Long-read metagenomics reveals cryptic and abundant marine viruses

Marine bacteriophages impact global biogeochemical cycles via their influence on host community structure and function, yet our understanding of viral ecology is constrained by limitations in culturing of important hosts and the lack of a 'universal' gene to facilitate community surveys. While recent advances in short-read viral metagenomics offer solutions, they are confounded by microdiversity issues and fail to assemble over genomic islands (GIs). Single-virus genomics can overcome such issues by targeted sequencing of single virus particles, but is technically challenging and costly to implement. Another approach would be to leverage long-read sequencing technologies to bridge GIs and connect SNPs within populations, but current technologies require far too much input material (micrograms) and have high error rates.
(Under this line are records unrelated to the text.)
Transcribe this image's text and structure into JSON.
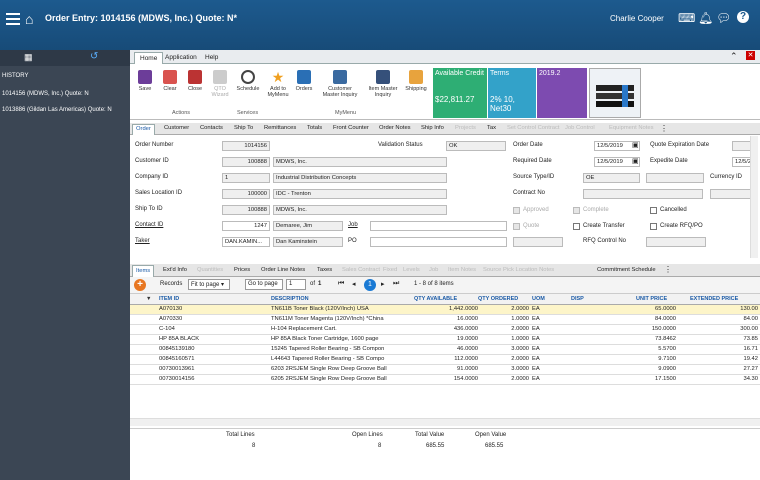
{
  "header": {
    "title": "Order Entry: 1014156 (MDWS, Inc.) Quote: N*",
    "user": "Charlie Cooper"
  },
  "left": {
    "history_label": "HISTORY",
    "history": [
      "1014156 (MDWS, Inc.) Quote: N",
      "1013886 (Gildan Las Americas) Quote: N"
    ]
  },
  "ribbon_tabs": [
    "Home",
    "Application",
    "Help"
  ],
  "ribbon": {
    "buttons": [
      "Save",
      "Clear",
      "Close",
      "QTO Wizard",
      "Schedule",
      "Add to MyMenu",
      "Orders",
      "Customer Master Inquiry",
      "Item Master Inquiry",
      "Shipping"
    ],
    "groups": [
      "Actions",
      "Services",
      "MyMenu"
    ],
    "tiles": [
      {
        "label": "Available Credit",
        "value": "$22,811.27",
        "color": "#2eae74"
      },
      {
        "label": "Terms",
        "value": "2% 10, Net30",
        "color": "#33a2c9"
      },
      {
        "label": "2019.2",
        "value": "",
        "color": "#7d4bb0"
      }
    ]
  },
  "form_tabs": [
    "Order",
    "Customer",
    "Contacts",
    "Ship To",
    "Remittances",
    "Totals",
    "Front Counter",
    "Order Notes",
    "Ship Info",
    "Projects",
    "Tax",
    "Set Control Contract",
    "Job Control",
    "Equipment Notes"
  ],
  "form": {
    "order_number": {
      "label": "Order Number",
      "value": "1014156"
    },
    "customer_id": {
      "label": "Customer ID",
      "value": "100888",
      "name": "MDWS, Inc."
    },
    "company_id": {
      "label": "Company ID",
      "value": "1",
      "name": "Industrial Distribution Concepts"
    },
    "sales_location": {
      "label": "Sales Location ID",
      "value": "100000",
      "name": "IDC - Trenton"
    },
    "ship_to": {
      "label": "Ship To ID",
      "value": "100888",
      "name": "MDWS, Inc."
    },
    "contact": {
      "label": "Contact ID",
      "value": "1247",
      "name": "Demaree, Jim"
    },
    "taker": {
      "label": "Taker",
      "value": "DAN.KAMIN...",
      "name": "Dan Kaminstein"
    },
    "validation": {
      "label": "Validation Status",
      "value": "OK"
    },
    "job": "Job",
    "po": "PO",
    "order_date": {
      "label": "Order Date",
      "value": "12/5/2019"
    },
    "required_date": {
      "label": "Required Date",
      "value": "12/5/2019"
    },
    "source_type": {
      "label": "Source Type/ID",
      "value": "OE"
    },
    "contract_no": "Contract No",
    "quote_exp": "Quote Expiration Date",
    "expedite": {
      "label": "Expedite Date",
      "value": "12/5/2"
    },
    "currency": "Currency ID",
    "approved": "Approved",
    "complete": "Complete",
    "cancelled": "Cancelled",
    "quote": "Quote",
    "create_transfer": "Create Transfer",
    "create_rfq": "Create RFQ/PO",
    "rfq_control": "RFQ Control No"
  },
  "grid_tabs": [
    "Items",
    "Ext'd Info",
    "Quantities",
    "Prices",
    "Order Line Notes",
    "Taxes",
    "Sales Contract",
    "Fixed",
    "Levels",
    "Job",
    "Item Notes",
    "Source Pick Location Notes",
    "Commitment Schedule"
  ],
  "toolbar": {
    "records_label": "Records",
    "records_value": "Fit to page",
    "goto_label": "Go to page",
    "page_value": "1",
    "of_label": "of",
    "total_pages": "1",
    "current_page": "1",
    "count": "1 - 8 of 8 items"
  },
  "columns": [
    "ITEM ID",
    "DESCRIPTION",
    "QTY AVAILABLE",
    "QTY ORDERED",
    "UOM",
    "DISP",
    "UNIT PRICE",
    "EXTENDED PRICE"
  ],
  "rows": [
    [
      "A070130",
      "TN611B Toner Black (120V/Inch) USA",
      "1,442.0000",
      "2.0000",
      "EA",
      "",
      "65.0000",
      "130.00"
    ],
    [
      "A070330",
      "TN611M Toner Magenta (120V/Inch) *China",
      "16.0000",
      "1.0000",
      "EA",
      "",
      "84.0000",
      "84.00"
    ],
    [
      "C-104",
      "H-104 Replacement Cart.",
      "436.0000",
      "2.0000",
      "EA",
      "",
      "150.0000",
      "300.00"
    ],
    [
      "HP 85A BLACK",
      "HP 85A Black Toner Cartridge, 1600 page",
      "19.0000",
      "1.0000",
      "EA",
      "",
      "73.8462",
      "73.85"
    ],
    [
      "00845139180",
      "15245 Tapered Roller Bearing - SB Compon",
      "46.0000",
      "3.0000",
      "EA",
      "",
      "5.5700",
      "16.71"
    ],
    [
      "00845160571",
      "L44643 Tapered Roller Bearing - SB Compo",
      "112.0000",
      "2.0000",
      "EA",
      "",
      "9.7100",
      "19.42"
    ],
    [
      "00730013961",
      "6203 2RSJEM Single Row Deep Groove Ball",
      "91.0000",
      "3.0000",
      "EA",
      "",
      "9.0900",
      "27.27"
    ],
    [
      "00730014156",
      "6205 2RSJEM Single Row Deep Groove Ball",
      "154.0000",
      "2.0000",
      "EA",
      "",
      "17.1500",
      "34.30"
    ]
  ],
  "totals": {
    "total_lines_label": "Total Lines",
    "total_lines": "8",
    "open_lines_label": "Open Lines",
    "open_lines": "8",
    "total_value_label": "Total Value",
    "total_value": "685.55",
    "open_value_label": "Open Value",
    "open_value": "685.55"
  }
}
Here we sought to establish a generalizable, long-read, low-input metagenomic sequencing approach (VirION) to survey viruses in nature and applied it to nanogram concentrations of DNA from mock and natural viral communities. These experiments showed that our VirION method (i) is as relatively quantitative as short-read methods, (ii) captured many abundant and ubiquitous viral genomes that short reads did not, (iii) significantly increased median contig lengths and captured a complete 316 kbp viral genome - 100 kbp longer than the current longest genome from Global Ocean Viromes (GOV), (iv) overcame issues of microdiversity in viral assemblies and (v) captured more genomic islands than short-read assemblies, providing insight into the gene content of whole genomic islands from metagenomic data. Thus, long-read viral metagenomics adds another tool to the maturing viral survey toolkit, recovering ubiquitous and abundant viral taxa missed by short-read sequencing.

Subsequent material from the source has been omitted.